Nervous systems may have evolved more than once, new research reveals
It crawls!
But how?
That was the question Adriano Senatore faced in his study of Trichoplax adhaerens, an extremely simple aquatic animal that emerged more than 600 million years ago, and has been squirming around the planet ever since.
“Under a microscope, you can only distinguish six different types of cells in a Trichoplax,” says the U of T Mississauga assistant professor of biology. “It doesn’t look like it has muscles, or a nervous system. It doesn’t have synapses, which are the canonical structures for neural communication. But it can crawl around, find food, move in response to light, chemical signals, and gravity.” Somehow, Trichoplax cells communicate with each other in very specific ways, as occurs in nervous systems.
In explaining where the tiny creatures derive their power of locomotion, Senatore’s research pointed at a much larger discovery: nervous systems, an essential part of almost all animal life, may have evolved more than once.
Cellular communication allows even very simple animals to coordinate their cells into unified action — like the bodily contractions and expansions required to move. Signals within and between cells happen at the molecular level, through the action of proteins called “ion channels” that propagate electrical impulses, and proteins that form synapses, which convert these impulses into chemical signals that affect other cells.
Senatore studies organisms on both genetic and multicellular level to understand how these signalling systems evolved, and how they do their job. Recent findings indicate that most genes required for neural communication arose hundreds of millions of years ago.
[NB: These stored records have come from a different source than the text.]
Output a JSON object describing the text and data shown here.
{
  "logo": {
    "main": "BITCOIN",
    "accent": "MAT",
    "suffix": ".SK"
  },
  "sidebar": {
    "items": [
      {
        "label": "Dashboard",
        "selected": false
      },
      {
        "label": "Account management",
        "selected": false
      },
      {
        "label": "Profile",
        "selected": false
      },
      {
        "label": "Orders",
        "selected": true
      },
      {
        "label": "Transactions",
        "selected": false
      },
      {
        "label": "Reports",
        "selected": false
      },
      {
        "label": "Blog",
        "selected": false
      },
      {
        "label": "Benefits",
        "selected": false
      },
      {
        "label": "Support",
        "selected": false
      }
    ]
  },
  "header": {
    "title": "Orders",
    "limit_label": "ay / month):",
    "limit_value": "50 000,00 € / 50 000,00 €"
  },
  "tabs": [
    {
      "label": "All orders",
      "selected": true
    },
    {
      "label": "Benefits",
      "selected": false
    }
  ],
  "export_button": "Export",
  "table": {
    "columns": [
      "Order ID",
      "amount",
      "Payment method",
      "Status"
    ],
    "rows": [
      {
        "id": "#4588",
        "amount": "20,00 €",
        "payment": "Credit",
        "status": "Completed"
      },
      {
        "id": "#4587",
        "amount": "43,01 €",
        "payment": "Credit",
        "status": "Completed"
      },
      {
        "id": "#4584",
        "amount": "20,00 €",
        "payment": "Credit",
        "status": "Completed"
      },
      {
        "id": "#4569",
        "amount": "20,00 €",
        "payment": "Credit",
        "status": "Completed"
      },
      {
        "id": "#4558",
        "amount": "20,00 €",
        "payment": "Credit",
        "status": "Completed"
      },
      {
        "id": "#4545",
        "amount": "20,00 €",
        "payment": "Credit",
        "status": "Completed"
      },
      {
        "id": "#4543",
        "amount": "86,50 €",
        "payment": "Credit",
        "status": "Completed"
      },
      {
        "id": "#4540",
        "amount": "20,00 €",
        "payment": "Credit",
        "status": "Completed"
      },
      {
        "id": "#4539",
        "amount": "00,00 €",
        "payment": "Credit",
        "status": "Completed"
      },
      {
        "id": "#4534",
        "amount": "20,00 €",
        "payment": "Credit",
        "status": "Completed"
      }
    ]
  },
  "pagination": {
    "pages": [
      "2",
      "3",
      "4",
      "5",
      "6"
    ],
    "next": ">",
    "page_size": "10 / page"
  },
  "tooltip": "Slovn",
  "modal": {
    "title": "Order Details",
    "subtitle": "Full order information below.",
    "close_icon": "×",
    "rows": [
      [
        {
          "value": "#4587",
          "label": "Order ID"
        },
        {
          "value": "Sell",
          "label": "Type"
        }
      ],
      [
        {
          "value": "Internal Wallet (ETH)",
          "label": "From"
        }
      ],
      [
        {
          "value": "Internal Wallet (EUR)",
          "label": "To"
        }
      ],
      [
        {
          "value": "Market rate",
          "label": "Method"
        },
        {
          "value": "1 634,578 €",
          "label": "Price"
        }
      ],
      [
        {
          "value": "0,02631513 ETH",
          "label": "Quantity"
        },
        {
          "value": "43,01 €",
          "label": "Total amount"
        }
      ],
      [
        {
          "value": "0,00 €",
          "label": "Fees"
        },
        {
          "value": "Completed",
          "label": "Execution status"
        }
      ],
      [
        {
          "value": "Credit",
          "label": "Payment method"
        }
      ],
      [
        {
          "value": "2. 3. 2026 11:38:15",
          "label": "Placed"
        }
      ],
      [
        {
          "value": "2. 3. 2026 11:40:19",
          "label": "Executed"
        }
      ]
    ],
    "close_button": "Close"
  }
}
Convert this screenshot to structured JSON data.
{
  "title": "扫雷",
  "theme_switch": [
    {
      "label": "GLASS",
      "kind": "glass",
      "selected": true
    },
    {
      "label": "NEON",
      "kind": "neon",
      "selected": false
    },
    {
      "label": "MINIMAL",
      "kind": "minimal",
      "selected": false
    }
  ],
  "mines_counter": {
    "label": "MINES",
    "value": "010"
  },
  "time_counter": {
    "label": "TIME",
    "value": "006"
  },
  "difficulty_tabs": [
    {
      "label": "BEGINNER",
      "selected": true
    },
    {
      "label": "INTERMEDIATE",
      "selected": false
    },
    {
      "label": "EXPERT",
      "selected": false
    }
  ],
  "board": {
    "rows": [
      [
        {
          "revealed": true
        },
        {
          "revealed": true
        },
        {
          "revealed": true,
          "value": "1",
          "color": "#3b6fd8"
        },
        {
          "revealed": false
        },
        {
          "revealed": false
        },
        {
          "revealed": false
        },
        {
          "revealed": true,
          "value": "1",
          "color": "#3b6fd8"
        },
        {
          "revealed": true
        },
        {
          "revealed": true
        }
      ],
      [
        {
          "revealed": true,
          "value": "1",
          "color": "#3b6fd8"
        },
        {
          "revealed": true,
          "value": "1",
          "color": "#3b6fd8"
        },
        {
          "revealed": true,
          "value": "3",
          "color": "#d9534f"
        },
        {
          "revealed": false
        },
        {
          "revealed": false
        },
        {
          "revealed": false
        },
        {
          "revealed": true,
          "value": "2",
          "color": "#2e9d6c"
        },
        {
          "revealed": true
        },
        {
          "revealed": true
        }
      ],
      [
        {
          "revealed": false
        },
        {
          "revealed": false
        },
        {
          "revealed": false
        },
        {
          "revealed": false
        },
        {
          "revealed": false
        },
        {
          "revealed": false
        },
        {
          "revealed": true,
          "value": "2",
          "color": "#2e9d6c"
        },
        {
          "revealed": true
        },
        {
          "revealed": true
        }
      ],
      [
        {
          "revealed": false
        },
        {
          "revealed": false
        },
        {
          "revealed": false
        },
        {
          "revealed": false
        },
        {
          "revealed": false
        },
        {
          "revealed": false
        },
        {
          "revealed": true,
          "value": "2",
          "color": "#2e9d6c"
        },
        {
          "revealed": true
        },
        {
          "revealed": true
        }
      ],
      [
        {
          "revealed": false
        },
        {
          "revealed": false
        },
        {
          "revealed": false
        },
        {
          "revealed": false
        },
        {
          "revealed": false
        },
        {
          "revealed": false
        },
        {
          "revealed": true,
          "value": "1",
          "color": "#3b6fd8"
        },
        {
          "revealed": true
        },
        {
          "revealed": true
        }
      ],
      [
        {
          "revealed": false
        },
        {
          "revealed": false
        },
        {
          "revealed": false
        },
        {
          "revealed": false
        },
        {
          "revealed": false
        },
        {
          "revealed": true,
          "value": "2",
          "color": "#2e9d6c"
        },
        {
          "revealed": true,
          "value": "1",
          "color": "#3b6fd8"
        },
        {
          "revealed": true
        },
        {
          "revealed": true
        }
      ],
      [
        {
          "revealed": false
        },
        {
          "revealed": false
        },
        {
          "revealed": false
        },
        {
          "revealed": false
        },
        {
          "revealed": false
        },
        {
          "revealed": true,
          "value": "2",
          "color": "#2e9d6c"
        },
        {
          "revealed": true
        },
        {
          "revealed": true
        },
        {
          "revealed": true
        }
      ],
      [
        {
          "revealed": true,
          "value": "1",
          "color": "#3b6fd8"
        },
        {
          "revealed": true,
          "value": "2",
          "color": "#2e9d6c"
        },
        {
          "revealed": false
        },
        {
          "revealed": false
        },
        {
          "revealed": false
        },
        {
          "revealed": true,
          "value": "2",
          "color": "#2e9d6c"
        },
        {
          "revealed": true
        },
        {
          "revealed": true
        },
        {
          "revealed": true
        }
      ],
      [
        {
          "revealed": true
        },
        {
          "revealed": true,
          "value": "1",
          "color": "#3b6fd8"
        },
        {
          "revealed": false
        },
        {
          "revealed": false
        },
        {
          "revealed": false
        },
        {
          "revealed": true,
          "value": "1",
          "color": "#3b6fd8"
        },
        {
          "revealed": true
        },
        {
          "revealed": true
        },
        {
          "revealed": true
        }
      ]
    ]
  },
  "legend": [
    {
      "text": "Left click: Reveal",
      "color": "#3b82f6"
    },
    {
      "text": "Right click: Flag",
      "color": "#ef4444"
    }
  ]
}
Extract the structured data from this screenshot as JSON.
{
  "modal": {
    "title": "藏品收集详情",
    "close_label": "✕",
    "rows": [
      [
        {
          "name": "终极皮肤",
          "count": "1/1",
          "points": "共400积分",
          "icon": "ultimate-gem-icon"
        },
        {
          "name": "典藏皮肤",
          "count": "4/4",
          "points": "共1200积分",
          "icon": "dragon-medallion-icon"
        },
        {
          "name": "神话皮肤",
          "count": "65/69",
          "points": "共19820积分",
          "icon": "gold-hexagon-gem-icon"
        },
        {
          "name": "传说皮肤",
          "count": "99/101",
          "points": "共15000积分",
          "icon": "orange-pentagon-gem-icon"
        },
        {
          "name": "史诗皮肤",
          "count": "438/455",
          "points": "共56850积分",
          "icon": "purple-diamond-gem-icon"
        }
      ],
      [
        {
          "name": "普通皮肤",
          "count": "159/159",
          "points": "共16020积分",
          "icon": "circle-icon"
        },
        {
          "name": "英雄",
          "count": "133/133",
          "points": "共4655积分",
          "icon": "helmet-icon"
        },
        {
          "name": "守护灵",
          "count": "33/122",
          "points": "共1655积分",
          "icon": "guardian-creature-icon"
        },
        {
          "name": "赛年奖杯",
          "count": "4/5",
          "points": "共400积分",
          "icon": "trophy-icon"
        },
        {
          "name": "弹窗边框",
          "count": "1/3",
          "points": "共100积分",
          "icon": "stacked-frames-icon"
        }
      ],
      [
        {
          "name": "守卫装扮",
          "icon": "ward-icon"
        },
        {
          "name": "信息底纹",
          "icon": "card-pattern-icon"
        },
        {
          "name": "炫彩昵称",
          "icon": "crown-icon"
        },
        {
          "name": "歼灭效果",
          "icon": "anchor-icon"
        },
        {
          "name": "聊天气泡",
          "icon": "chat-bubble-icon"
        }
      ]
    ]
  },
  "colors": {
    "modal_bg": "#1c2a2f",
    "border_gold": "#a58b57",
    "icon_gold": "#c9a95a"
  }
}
In collaboration with a team from U of T Mississauga, Brock University, and the National Institutes of Health, he and his team studied the evolution of one particularly important gene called RIM-I, which plays a crucial role in structuring synapses in both vertebrates and invertebrates.
Evolutionary geneticists have proposed that RIM is one of only 25 “essential” animal-specific genes, and is implicated in the story of how animals evolved nervous systems and synapses.
In Trichoplax, Senatore and his team discovered a second RIM gene, dubbed “RIM II,” which also emerged at the onset of animals. Senatore and his co-authors examined the genomes of many other species to look for RIM II. They reported recently in the journal Genome Biology and Evolution that many animals, including humans, lost the RIM II gene somewhere along their evolutionary path. Their nervous systems are based on RIM I.
Trichoplaxes have both RIM genes, and most surprising of all, at least one group of animals, mysterious jellyfish-like creatures known as ctenophores, only have RIM II and not RIM I. That makes them possibly the most divergent animals on the planet. Some researchers now suspect their animalian nervous system evolved independently.
Senatore says these kinds of discoveries, which involve analyzing huge amounts of data, have only become possible with the technological advances of just the past few years. His laboratory includes a node on U of T Mississauga’s new high-powered computing cluster.
“We have gotten huge support from Information and Instructional Technology Services. In fact, one of the authors on the paper is [U of T Mississauga Senior Systems Administrator] Brian Novogradac, who was a central figure in helping us get our analysis and programs up and running on the cluster.”
Processing power and computer-assisted Big-Data analysis do more than make it easier to answer longstanding questions about the evolution and genetics of nervous systems — they also broaden the range of questions that researchers can ask.
Senatore describes how until recently, research in his field has focused for decades on just a few key “model” species — yeasts, rodents, fruit flies, nematodes, zebrafish — that were considered representative of larger evolutionary principles. Now, he says an explosion of computing power allows evolutionary genomicists to explore more genes in more species in more nuanced ways. The field, he says, is entering a new “golden age.”
“There is a gold mine of possibilities. We often look at genes in a very small number of model systems. And if you see the same gene in three models, you say, ‘This is what it does.’ But when you see it somewhere else, something completely unexpected happens.”